How To Highlight Volunteering Experience In Your Application
Volunteering is one aspect of the law school application that admissions officers are seeking.
Gabriel Kuris, founder of Top Law Coach and a contributor at US News, recently discusses what kinds of volunteer activities tend to impress law schools and how applicants can highlight strengths that are highly sought out by admissions officers.
LEADERSHIP IS KEY
Admissions officers are looking for leaders who can be self-starters when they come to campus.
Experts recommends that applicants highlight examples of leadership and initiative when discussing their volunteer work.
“Not only do such efforts look good on a law school resume, they make great grist for a personal statement,” Kuris writes. “Leadership that involves helping others, whether serving the public or supporting colleagues or teammates, tends to interest readers more than self-interested pursuits – and makes for a classic ‘humble brag.’”
However, experts also caution against highlighting too many volunteer experiences. Choosing the impactful ones is key.

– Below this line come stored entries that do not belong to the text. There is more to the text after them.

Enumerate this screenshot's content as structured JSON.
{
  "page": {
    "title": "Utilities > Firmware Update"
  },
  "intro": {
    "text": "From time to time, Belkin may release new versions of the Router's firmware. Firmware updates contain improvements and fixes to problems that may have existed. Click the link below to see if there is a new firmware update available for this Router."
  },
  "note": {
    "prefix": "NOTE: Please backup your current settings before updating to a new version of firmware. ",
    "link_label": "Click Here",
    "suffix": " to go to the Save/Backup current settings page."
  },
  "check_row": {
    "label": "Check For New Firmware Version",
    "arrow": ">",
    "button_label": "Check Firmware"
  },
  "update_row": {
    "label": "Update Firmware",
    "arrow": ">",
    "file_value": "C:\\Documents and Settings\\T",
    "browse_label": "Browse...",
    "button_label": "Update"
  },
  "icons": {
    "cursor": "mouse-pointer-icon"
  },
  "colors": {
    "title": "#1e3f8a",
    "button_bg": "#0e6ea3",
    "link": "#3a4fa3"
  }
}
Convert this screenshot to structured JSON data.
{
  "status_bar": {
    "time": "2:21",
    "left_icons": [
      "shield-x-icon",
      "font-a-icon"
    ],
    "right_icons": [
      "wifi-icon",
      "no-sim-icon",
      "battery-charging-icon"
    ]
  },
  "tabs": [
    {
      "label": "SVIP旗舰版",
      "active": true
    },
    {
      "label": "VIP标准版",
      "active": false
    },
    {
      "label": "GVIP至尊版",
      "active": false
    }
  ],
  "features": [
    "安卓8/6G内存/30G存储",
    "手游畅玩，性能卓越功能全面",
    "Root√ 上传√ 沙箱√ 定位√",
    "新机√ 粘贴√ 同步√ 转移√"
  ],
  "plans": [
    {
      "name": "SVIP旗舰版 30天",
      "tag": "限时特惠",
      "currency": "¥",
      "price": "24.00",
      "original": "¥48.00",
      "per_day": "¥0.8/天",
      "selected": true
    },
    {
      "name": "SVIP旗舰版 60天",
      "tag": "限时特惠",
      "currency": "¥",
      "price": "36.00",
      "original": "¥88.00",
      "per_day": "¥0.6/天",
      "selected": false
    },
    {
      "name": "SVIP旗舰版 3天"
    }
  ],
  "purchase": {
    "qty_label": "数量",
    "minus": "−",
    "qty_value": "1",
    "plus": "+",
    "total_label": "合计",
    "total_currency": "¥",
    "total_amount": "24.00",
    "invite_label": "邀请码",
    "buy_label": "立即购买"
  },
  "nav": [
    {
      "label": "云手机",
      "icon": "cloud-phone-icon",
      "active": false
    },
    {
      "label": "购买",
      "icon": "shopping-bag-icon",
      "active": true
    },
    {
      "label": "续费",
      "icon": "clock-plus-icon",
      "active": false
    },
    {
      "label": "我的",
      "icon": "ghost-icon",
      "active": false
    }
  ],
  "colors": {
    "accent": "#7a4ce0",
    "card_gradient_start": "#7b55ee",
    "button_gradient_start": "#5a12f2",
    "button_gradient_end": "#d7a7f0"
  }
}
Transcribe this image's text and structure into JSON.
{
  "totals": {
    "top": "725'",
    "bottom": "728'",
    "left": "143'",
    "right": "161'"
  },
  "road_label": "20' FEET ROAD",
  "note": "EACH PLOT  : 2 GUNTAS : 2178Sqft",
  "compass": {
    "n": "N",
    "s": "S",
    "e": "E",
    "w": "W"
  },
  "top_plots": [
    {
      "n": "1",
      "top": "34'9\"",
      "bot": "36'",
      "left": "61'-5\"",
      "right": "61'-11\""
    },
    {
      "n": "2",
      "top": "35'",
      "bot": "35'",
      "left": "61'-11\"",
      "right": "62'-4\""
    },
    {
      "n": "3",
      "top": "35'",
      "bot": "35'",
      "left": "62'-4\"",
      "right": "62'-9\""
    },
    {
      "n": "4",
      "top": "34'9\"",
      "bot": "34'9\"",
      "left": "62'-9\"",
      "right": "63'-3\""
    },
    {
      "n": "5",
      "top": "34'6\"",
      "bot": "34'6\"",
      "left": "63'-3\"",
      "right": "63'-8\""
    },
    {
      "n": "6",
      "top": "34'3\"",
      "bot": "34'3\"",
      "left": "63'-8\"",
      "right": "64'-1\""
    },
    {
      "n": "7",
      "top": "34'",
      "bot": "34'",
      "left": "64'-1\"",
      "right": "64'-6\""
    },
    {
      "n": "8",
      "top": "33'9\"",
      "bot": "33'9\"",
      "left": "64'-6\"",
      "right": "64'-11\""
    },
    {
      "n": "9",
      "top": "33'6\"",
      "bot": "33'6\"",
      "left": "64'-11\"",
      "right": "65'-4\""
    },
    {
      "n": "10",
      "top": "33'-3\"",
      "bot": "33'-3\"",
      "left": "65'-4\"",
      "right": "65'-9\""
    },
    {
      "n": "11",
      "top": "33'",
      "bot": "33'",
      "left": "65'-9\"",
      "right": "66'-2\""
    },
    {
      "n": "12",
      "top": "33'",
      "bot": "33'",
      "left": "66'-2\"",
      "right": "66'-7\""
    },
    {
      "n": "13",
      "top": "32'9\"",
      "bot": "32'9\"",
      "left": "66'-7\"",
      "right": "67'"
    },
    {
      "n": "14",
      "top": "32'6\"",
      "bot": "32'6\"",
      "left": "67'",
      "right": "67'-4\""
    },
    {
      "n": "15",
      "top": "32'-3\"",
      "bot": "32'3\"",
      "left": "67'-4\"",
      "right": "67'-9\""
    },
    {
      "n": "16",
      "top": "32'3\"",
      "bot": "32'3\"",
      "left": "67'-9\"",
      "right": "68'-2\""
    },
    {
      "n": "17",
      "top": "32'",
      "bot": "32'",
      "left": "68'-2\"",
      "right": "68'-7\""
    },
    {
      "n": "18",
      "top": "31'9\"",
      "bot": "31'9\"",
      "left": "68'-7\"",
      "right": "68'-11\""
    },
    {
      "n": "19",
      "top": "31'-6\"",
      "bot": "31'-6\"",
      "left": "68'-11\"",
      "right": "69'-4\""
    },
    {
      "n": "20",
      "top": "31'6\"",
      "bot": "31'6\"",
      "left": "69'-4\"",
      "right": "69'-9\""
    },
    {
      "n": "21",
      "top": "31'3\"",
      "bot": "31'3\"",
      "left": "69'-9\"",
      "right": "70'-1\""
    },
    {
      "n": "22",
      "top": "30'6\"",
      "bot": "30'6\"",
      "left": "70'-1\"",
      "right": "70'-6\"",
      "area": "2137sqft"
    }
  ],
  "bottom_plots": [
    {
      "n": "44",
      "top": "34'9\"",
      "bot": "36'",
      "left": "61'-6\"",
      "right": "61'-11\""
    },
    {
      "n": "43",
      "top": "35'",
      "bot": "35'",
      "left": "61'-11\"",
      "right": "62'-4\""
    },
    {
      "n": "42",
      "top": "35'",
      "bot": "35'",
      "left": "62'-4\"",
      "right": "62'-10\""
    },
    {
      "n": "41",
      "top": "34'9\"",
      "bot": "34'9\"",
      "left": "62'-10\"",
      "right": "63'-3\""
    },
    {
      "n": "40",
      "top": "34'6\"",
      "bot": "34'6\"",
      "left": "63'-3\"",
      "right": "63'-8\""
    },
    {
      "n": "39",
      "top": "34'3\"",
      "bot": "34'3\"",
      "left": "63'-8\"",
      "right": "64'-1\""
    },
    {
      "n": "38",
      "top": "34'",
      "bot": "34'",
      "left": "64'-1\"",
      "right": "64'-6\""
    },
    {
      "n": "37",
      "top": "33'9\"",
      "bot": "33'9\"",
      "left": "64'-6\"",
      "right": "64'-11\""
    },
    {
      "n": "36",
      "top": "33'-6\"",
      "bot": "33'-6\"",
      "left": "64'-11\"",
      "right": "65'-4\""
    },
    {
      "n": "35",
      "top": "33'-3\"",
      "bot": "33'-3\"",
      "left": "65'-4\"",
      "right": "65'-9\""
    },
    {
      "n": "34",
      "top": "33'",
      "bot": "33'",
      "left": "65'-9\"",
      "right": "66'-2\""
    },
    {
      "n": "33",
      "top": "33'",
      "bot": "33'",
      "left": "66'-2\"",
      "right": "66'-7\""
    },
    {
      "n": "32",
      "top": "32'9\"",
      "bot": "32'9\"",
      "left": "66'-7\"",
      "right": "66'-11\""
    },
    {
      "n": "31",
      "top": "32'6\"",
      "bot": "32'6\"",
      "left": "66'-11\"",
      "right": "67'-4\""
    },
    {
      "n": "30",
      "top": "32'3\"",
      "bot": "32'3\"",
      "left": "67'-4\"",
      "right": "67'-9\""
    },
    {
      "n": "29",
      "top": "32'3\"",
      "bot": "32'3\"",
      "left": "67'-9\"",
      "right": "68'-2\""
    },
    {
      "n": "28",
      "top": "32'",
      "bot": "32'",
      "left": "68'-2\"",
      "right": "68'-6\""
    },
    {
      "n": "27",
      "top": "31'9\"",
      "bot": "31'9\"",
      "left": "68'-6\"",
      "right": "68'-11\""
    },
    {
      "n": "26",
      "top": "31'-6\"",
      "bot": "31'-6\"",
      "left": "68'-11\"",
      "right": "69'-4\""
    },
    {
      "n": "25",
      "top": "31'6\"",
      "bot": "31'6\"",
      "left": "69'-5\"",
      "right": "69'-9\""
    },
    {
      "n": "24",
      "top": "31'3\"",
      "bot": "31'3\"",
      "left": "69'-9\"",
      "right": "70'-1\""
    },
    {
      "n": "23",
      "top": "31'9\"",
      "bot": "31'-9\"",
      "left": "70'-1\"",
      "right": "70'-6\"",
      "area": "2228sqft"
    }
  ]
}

“If you served dinner to the homeless three years ago at Thanksgiving, this one-time event doesn’t belong on the list,” according to Accepted. “However, if you spent your summer canvassing low-income neighborhoods and encouraging people to register to vote, you should mention it. Pick the significant commitments, and talk about them.”
DEMONSTRATE LEGAL INTEREST
While there are no official rules on what kinds of volunteer work you should have, experts say having legal-related volunteer work is always a plus.
“Volunteering with a law firm, legal nonprofit, government office or political organization is a strong way to show interest in a legal path,” Kuris writes. “Such offices are often looking for help with everything from answering phones to collecting and organizing information.”
If you don’t have time for volunteering, Kuris says, don’t stress.
“Regardless, what law schools care about most is that you use your time well in ways that prepare you for the rigors of legal work,” she writes.